The lexer and parser that you pass into the ParseTreePatternMatcher constructor are used to parse the pattern in string form. The lexer converts the <ID> = <expr>; into a sequence of four tokens (assuming lexer throws out whitespace or puts it on a hidden channel). Be aware that the input stream is reset for the lexer (but not the parser; a ParserInterpreter is created to parse the input.). Any user-defined fields you have put into the lexer might get changed when this mechanism asks it to scan the pattern string.

Normally a parser does not accept token <expr> as a valid expr but, from the parser passed in, we create a special version of the underlying grammar representation (an ATN) that allows imaginary tokens representing rules (<expr>) to match entire rules. We call these bypass alternatives.
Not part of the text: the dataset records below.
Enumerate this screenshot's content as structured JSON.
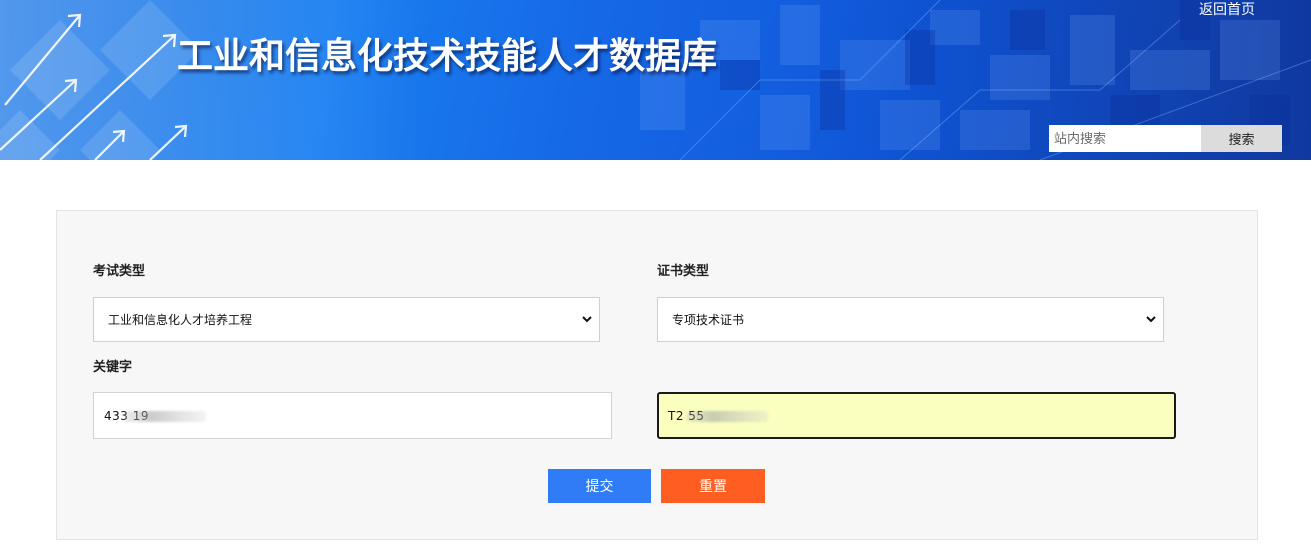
{
  "header": {
    "site_title": "工业和信息化技术技能人才数据库",
    "back_home_label": "返回首页",
    "search_placeholder": "站内搜索",
    "search_button_label": "搜索"
  },
  "form": {
    "exam_type": {
      "label": "考试类型",
      "selected": "工业和信息化人才培养工程"
    },
    "cert_type": {
      "label": "证书类型",
      "selected": "专项技术证书"
    },
    "keyword": {
      "label": "关键字",
      "id_number_visible": "433 19",
      "cert_number_visible": "T2 55"
    },
    "submit_label": "提交",
    "reset_label": "重置"
  },
  "colors": {
    "banner_blue": "#1a6fe8",
    "submit_blue": "#2f7cf6",
    "reset_orange": "#ff5e22",
    "highlight_field": "#fafebf"
  }
}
Delimiters are < and >, with \ as the escape string by default, but you can set them to whatever you want using setDelimiters(java.lang.String, java.lang.String, java.lang.String). You must escape both start and stop strings \< and \>.

  • Field Details

    • start

      protected String start
    • stop

      protected String stop
    • escape

      protected String escape
  • Constructor Details

    • ParseTreePatternMatcher

      public ParseTreePatternMatcher(Lexer lexer, Parser parser)
      Constructs a ParseTreePatternMatcher or from a Lexer and Parser object. The lexer input stream is altered for tokenizing the tree patterns. The parser is used as a convenient mechanism to get the grammar name, plus token, rule names.
  • Method Details

    • setDelimiters

      public void setDelimiters(String start, String stop, String escapeLeft)
      Set the delimiters used for marking rule and token tags within concrete syntax used by the tree pattern parser.
      Parameters:
      start - The start delimiter.
      stop - The stop delimiter.
      escapeLeft - The escape sequence to use for escaping a start or stop delimiter.
      Throws:
      IllegalArgumentException - if start is null or empty.
      IllegalArgumentException - if stop is null or empty.
    • matches

      public boolean matches(ParseTree tree, String pattern, int patternRuleIndex)
      Does pattern matched as rule patternRuleIndex match tree?
    • matches

      public boolean matches(ParseTree tree, ParseTreePattern pattern)
      Does pattern matched as rule patternRuleIndex match tree? Pass in a compiled pattern instead of a string representation of a tree pattern.
    • match

      public ParseTreeMatch match(ParseTree tree, String pattern, int patternRuleIndex)
      Compare pattern matched as rule patternRuleIndex against tree and return a ParseTreeMatch object that contains the matched elements, or the node at which the match failed.
    • match

      public ParseTreeMatch match(ParseTree tree, ParseTreePattern pattern)
      Compare pattern matched against tree and return a ParseTreeMatch object that contains the matched elements, or the node at which the match failed. Pass in a compiled pattern instead of a string representation of a tree pattern.
    • compile

      public ParseTreePattern compile(String pattern, int patternRuleIndex)
      For repeated use of a tree pattern, compile it to a ParseTreePattern using this method.
    • getLexer

      public Lexer getLexer()
      Used to convert the tree pattern string into a series of tokens. The input stream is reset.
    • getParser

      public Parser getParser()
      Used to collect to the grammar file name, token names, rule names for used to parse the pattern into a parse tree.
    • matchImpl

      protected ParseTree matchImpl(ParseTree tree, ParseTree patternTree, MultiMap<String,ParseTree> labels)
      Recursively walk tree against patternTree, filling match.labels.
      Returns:
      the first node encountered in tree which does not match a corresponding node in patternTree, or null if the match was successful. The specific node returned depends on the matching algorithm used by the implementation, and may be overridden.
    • getRuleTagToken

      protected RuleTagToken getRuleTagToken(ParseTree t)
      Is t (expr <expr>) subtree?
    • tokenize

      public List<? extends Token> tokenize(String pattern)
    • split

      public List<org.antlr.v4.runtime.tree.pattern.Chunk> split(String pattern)
      Split <ID> = <e:expr> ; into 4 chunks for tokenizing by tokenize(java.lang.String).